Wang Yafei, Yu Dongsheng, Liu Zhiming, Zhou Fang, Dai Jun, Wu Bingbing, Zhou Jing, Heng Boon Chin, Zou Xiao Hui, Ouyang Hongwei, Liu Hua
Dr. Li Dak Sum & Yip Yio Chin Center for Stem Cell and Regenerative Medicine, Zhejiang University, Hangzhou, 310058, People's Republic of China.
Key Laboratory of Tissue Engineering and Regenerative Medicine of Zhejiang Province, Hangzhou, 310058, People's Republic of China.
Stem Cell Res Ther. 2017 Aug 14;8(1):189. doi: 10.1186/s13287-017-0632-0.
Mesenchymal stem cell therapy for osteoarthritis (OA) has been widely investigated, but the mechanisms are still unclear. Exosomes that serve as carriers of genetic information have been implicated in many diseases and are known to participate in many physiological processes. Here, we investigate the therapeutic potential of exosomes from human embryonic stem cell-induced mesenchymal stem cells (ESC-MSCs) in alleviating osteoarthritis (OA).
Exosomes were harvested from conditioned culture media of ESC-MSCs by a sequential centrifugation process. Primary mouse chondrocytes treated with interleukin 1 beta (IL-1β) were used as an in vitro model to evaluate the effects of the conditioned medium with or without exosomes and titrated doses of isolated exosomes for 48 hours, prior to immunocytochemistry or western blot analysis. Destabilization of the medial meniscus (DMM) surgery was performed on the knee joints of C57BL/6 J mice as an OA model. This was followed by intra-articular injection of either ESC-MSCs or their exosomes. Cartilage destruction and matrix degradation were evaluated with histological staining and OARSI scores at the post-surgery 8 weeks.

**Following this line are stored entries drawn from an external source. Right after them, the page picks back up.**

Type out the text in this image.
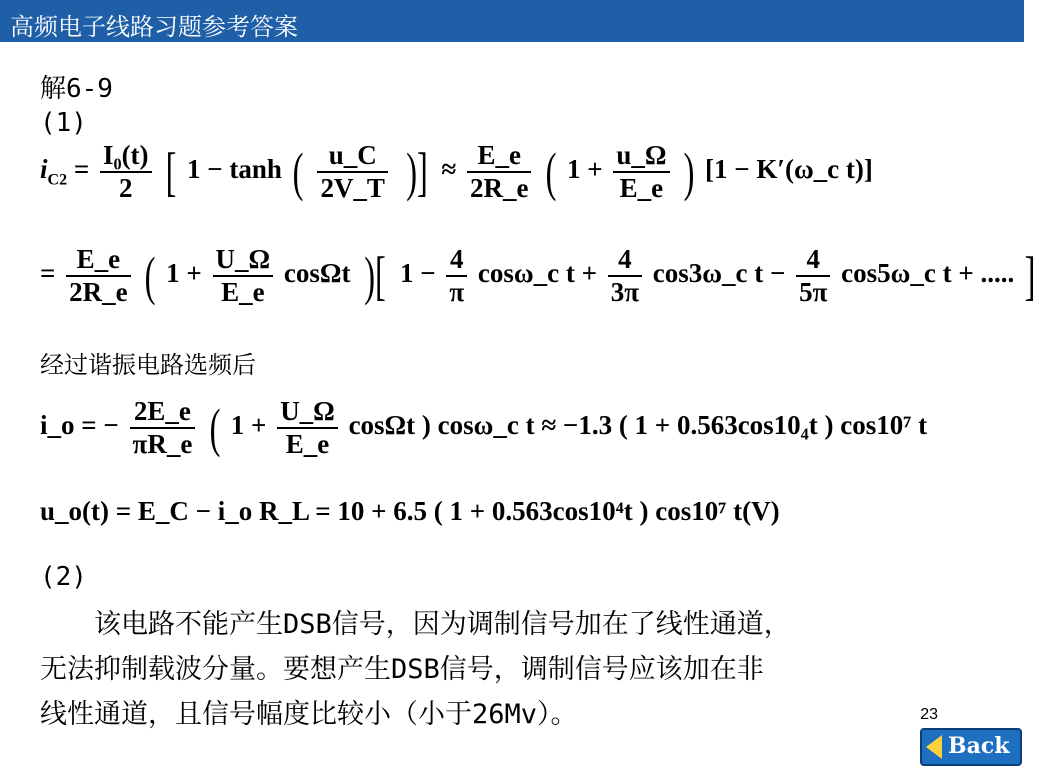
高频电子线路习题参考答案
解6-9
(1)
$i_{C2} = \frac{\text{I₀(t)}}{2}$ [ 1 − tanh ( $\frac{u\_C}{2V\_T}$ )] ≈ $\frac{E\_e}{2R\_e}$ ( $1 + \frac{u\_\Omega}{E\_e}$ ) [1 − K′(ω_c t)]
= $\frac{E\_e}{2R\_e}$ ( $1 + \frac{U\_\Omega}{E\_e}$ cosΩt )[ $1 - \frac{4}{\pi}$ cosω_c $t + \frac{4}{3\pi}$ cos3ω_c $t - \frac{4}{5\pi}$ cos5ω_c t + ..... ]
经过谐振电路选频后
i_o = − $\frac{2E\_e}{\pi R\_e}$ ( $1 + \frac{U\_\Omega}{E\_e}$ cosΩt ) cosω_c t ≈ −1.3 ( 1 + 0.563cos10₄t ) cos10⁷ t
u_o(t) = E_C − i_o R_L = 10 + 6.5 ( 1 + 0.563cos10⁴t ) cos10⁷ t(V)
(2)
　　该电路不能产生DSB信号，因为调制信号加在了线性通道，
无法抑制载波分量。要想产生DSB信号，调制信号应该加在非
线性通道，且信号幅度比较小（小于26Mv）。	23
Back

We found that intra-articular injection of ESC-MSCs alleviated cartilage destruction and matrix degradation in the DMM model. Further in vitro studies illustrated that this effect was exerted through ESC-MSC-derived exosomes. These exosomes maintained the chondrocyte phenotype by increasing collagen type II synthesis and decreasing ADAMTS5 expression in the presence of IL-1β. Immunocytochemistry revealed colocalization of the exosomes and collagen type II-positive chondrocytes. Subsequent intra-articular injection of exosomes derived from ESC-MSCs successfully impeded cartilage destruction in the DMM model.
The exosomes from ESC-MSCs exert a beneficial therapeutic effect on OA by balancing the synthesis and degradation of chondrocyte extracellular matrix (ECM), which in turn provides a new target for OA drug and drug-delivery system development.
间充质干细胞治疗骨关节炎(OA)已得到广泛研究,但其机制仍不清楚。作为遗传信息载体的外泌体与多种疾病有关,并且已知参与许多生理过程。在此,我们研究了人胚胎干细胞诱导的间充质干细胞(ESC-MSCs)来源的外泌体在缓解骨关节炎(OA)方面的治疗潜力。
通过连续离心法从ESC-MSCs的条件培养基中收获外泌体。用白细胞介素1β(IL-1β)处理的原代小鼠软骨细胞作为体外模型,在进行免疫细胞化学或蛋白质印迹分析之前,评估含或不含外泌体的条件培养基以及不同滴定剂量的分离外泌体作用48小时的效果。对C57BL/6 J小鼠的膝关节进行内侧半月板不稳定(DMM)手术作为OA模型。随后进行关节内注射ESC-MSCs或其外泌体。在术后8周用组织学染色和骨关节炎研究学会(OARSI)评分评估软骨破坏和基质降解情况。
我们发现关节内注射ESC-MSCs可减轻DMM模型中的软骨破坏和基质降解。进一步的体外研究表明,这种作用是通过ESC-MSCs来源的外泌体发挥的。在存在IL-1β的情况下,这些外泌体通过增加II型胶原蛋白合成和降低含血小板凝血酶敏感蛋白基的解聚素样金属蛋白酶5(ADAMTS5)表达来维持软骨细胞表型。免疫细胞化学显示外泌体与II型胶原蛋白阳性软骨细胞共定位。随后关节内注射ESC-MSCs来源的外泌体成功地阻止了DMM模型中的软骨破坏。
ESC-MSCs来源的外泌体通过平衡软骨细胞外基质(ECM)的合成与降解对OA发挥有益的治疗作用,这反过来为OA药物和药物递送系统的开发提供了新的靶点。